Another brief examination of his shoes. “The guy’s, like, a lacrosse genius. Some people still think he’s the best player ever. Did you know he can remember where everyone on the field was at any point in a game? It’s like you guys installed a computer chip in his brain.” He paused. “You didn’t, did you?”
“Not that I’m aware of.”
“So, he’s basically Wayne Gretzky. And I’m just okay.”
His assessment was entirely accurate. In fact, the only reason he was even okay was that Rapp had been working with him since he was six. Kennedy admired people who could realistically assess their weaknesses and normally would wonder aloud about the best way for them to minimize the effect of those weaknesses. This wasn’t one of her — operatives, though.

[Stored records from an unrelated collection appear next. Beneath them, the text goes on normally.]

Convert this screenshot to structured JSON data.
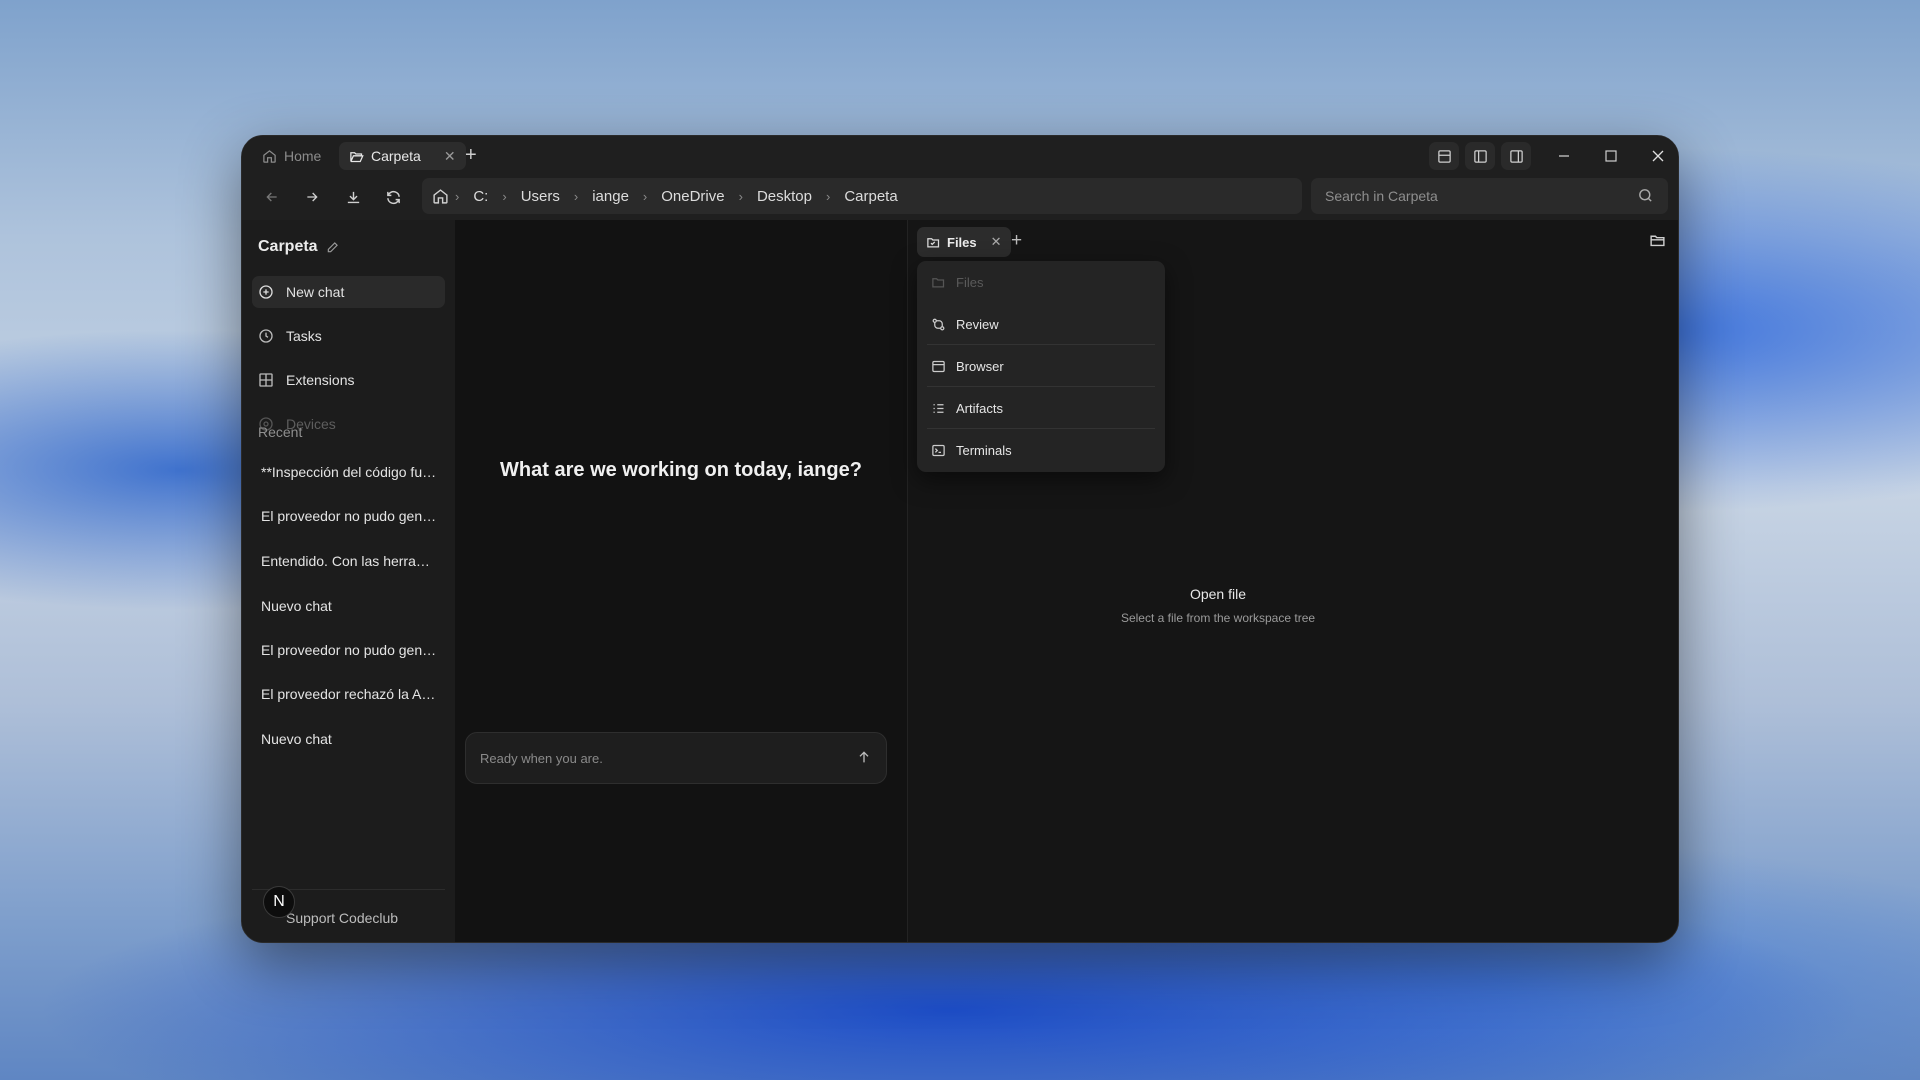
{
  "tabs": [
    {
      "label": "Home",
      "active": false
    },
    {
      "label": "Carpeta",
      "active": true
    }
  ],
  "breadcrumb": [
    "C:",
    "Users",
    "iange",
    "OneDrive",
    "Desktop",
    "Carpeta"
  ],
  "search": {
    "placeholder": "Search in Carpeta"
  },
  "sidebar": {
    "workspace_title": "Carpeta",
    "nav": [
      {
        "label": "New chat",
        "icon": "plus-circle-icon"
      },
      {
        "label": "Tasks",
        "icon": "clock-icon"
      },
      {
        "label": "Extensions",
        "icon": "grid-icon"
      },
      {
        "label": "Devices",
        "icon": "devices-icon"
      }
    ],
    "recent_label": "Recent",
    "recent": [
      "**Inspección del código fuente...",
      "El proveedor no pudo generar ...",
      "Entendido. Con las herramienta...",
      "Nuevo chat",
      "El proveedor no pudo generar ...",
      "El proveedor rechazó la API key...",
      "Nuevo chat"
    ],
    "avatar_letter": "N",
    "support_label": "Support Codeclub"
  },
  "chat": {
    "greeting": "What are we working on today, iange?",
    "composer_placeholder": "Ready when you are."
  },
  "panel": {
    "tab_label": "Files",
    "menu": [
      "Files",
      "Review",
      "Browser",
      "Artifacts",
      "Terminals"
    ],
    "empty_title": "Open file",
    "empty_subtitle": "Select a file from the workspace tree"
  },
  "colors": {
    "window_bg": "#161616",
    "sidebar_bg": "#1c1c1c",
    "accent_text": "#ececec"
  }
}
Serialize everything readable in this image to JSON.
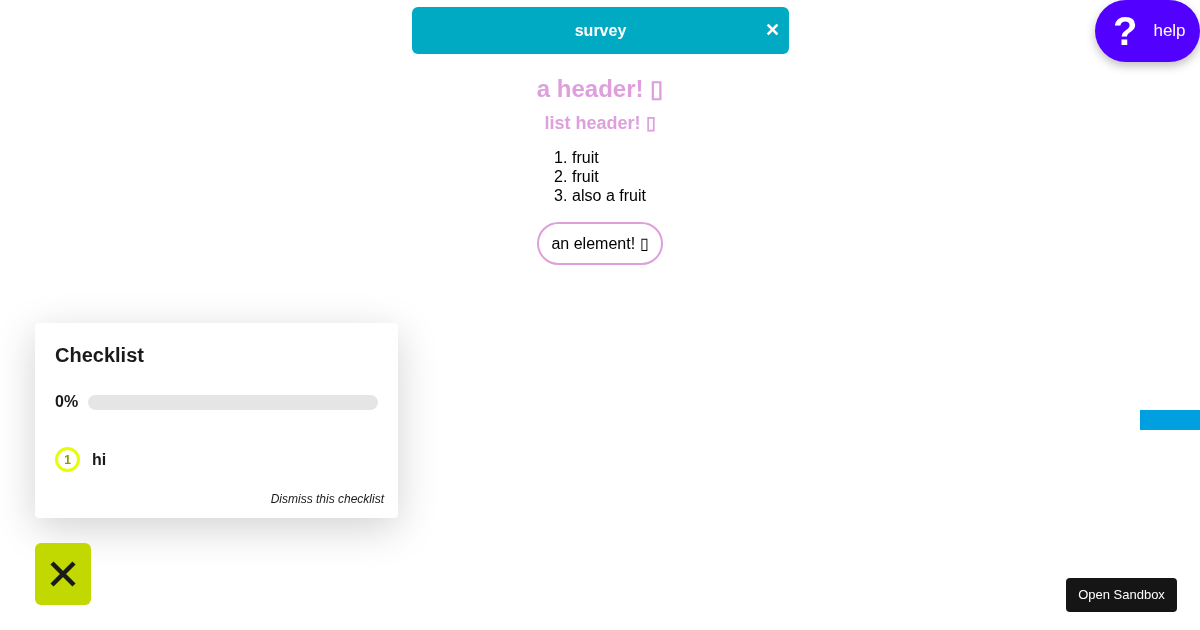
{
  "page": {
    "header": "a header! ▯",
    "list_header": "list header! ▯",
    "list": [
      {
        "number": "1.",
        "text": "fruit"
      },
      {
        "number": "2.",
        "text": "fruit"
      },
      {
        "number": "3.",
        "text": "also a fruit"
      }
    ],
    "element": "an element! ▯"
  },
  "survey_banner": {
    "title": "survey",
    "close": "✕"
  },
  "help_button": {
    "icon": "?",
    "label": "help"
  },
  "checklist": {
    "title": "Checklist",
    "percent": "0%",
    "items": [
      {
        "number": "1",
        "label": "hi",
        "color": "#e5ff00"
      }
    ],
    "dismiss": "Dismiss this checklist"
  },
  "sandbox_button": {
    "label": "Open Sandbox"
  }
}
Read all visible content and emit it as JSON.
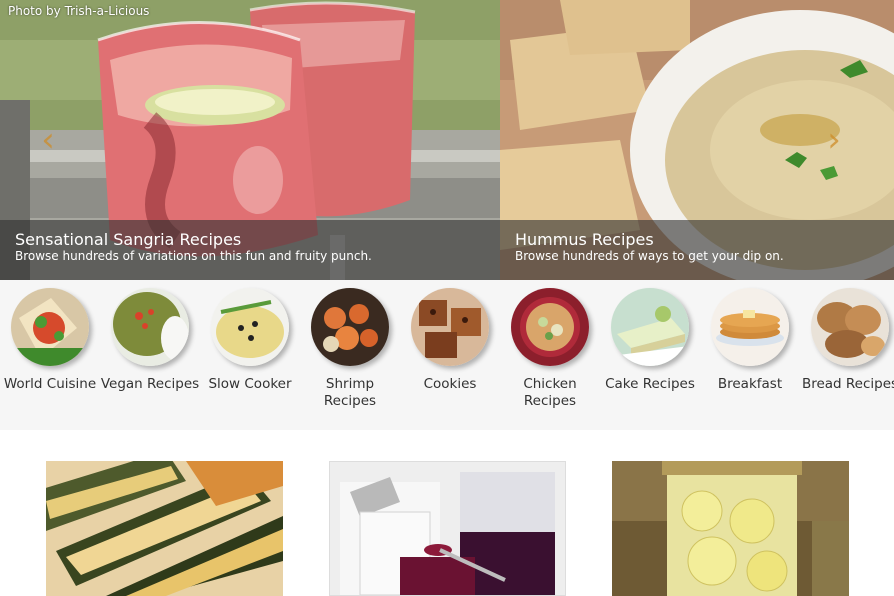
{
  "hero": {
    "photo_credit": "Photo by Trish-a-Licious",
    "slides": [
      {
        "title": "Sensational Sangria Recipes",
        "subtitle": "Browse hundreds of variations on this fun and fruity punch."
      },
      {
        "title": "Hummus Recipes",
        "subtitle": "Browse hundreds of ways to get your dip on."
      }
    ],
    "prev_icon": "chevron-left-icon",
    "next_icon": "chevron-right-icon"
  },
  "categories": [
    {
      "label": "World Cuisine"
    },
    {
      "label": "Vegan Recipes"
    },
    {
      "label": "Slow Cooker"
    },
    {
      "label": "Shrimp Recipes"
    },
    {
      "label": "Cookies"
    },
    {
      "label": "Chicken Recipes"
    },
    {
      "label": "Cake Recipes"
    },
    {
      "label": "Breakfast"
    },
    {
      "label": "Bread Recipes"
    }
  ],
  "colors": {
    "caption_bg": "rgba(50,50,50,0.62)",
    "strip_bg": "#f6f6f6",
    "label_text": "#333333"
  }
}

“You’re too hard on yourself, Tommy. Mitch says you’re doing — really well.”
“Give me a break, Mom. He thinks I’m slow, inaccurate, and too passive.”
“What makes you think that?”
“Because he told me I’m slow, inaccurate, and too passive.”
She made a mental note to talk to Rapp about that. “He just wants you to be the best you can be.”
“I know, Mom. But it’s a little…” His voice trailed off and she smiled sympathetically. What could the kid do? He’d inherited his parents’ four left feet.
“Is it fun?”
“Sure. The guys are great. And we have cheerleaders now.”
“Then go out there and have a good time, Tommy. Don’t worry about impressing Mitch. Worry about impressing those cheerleaders.”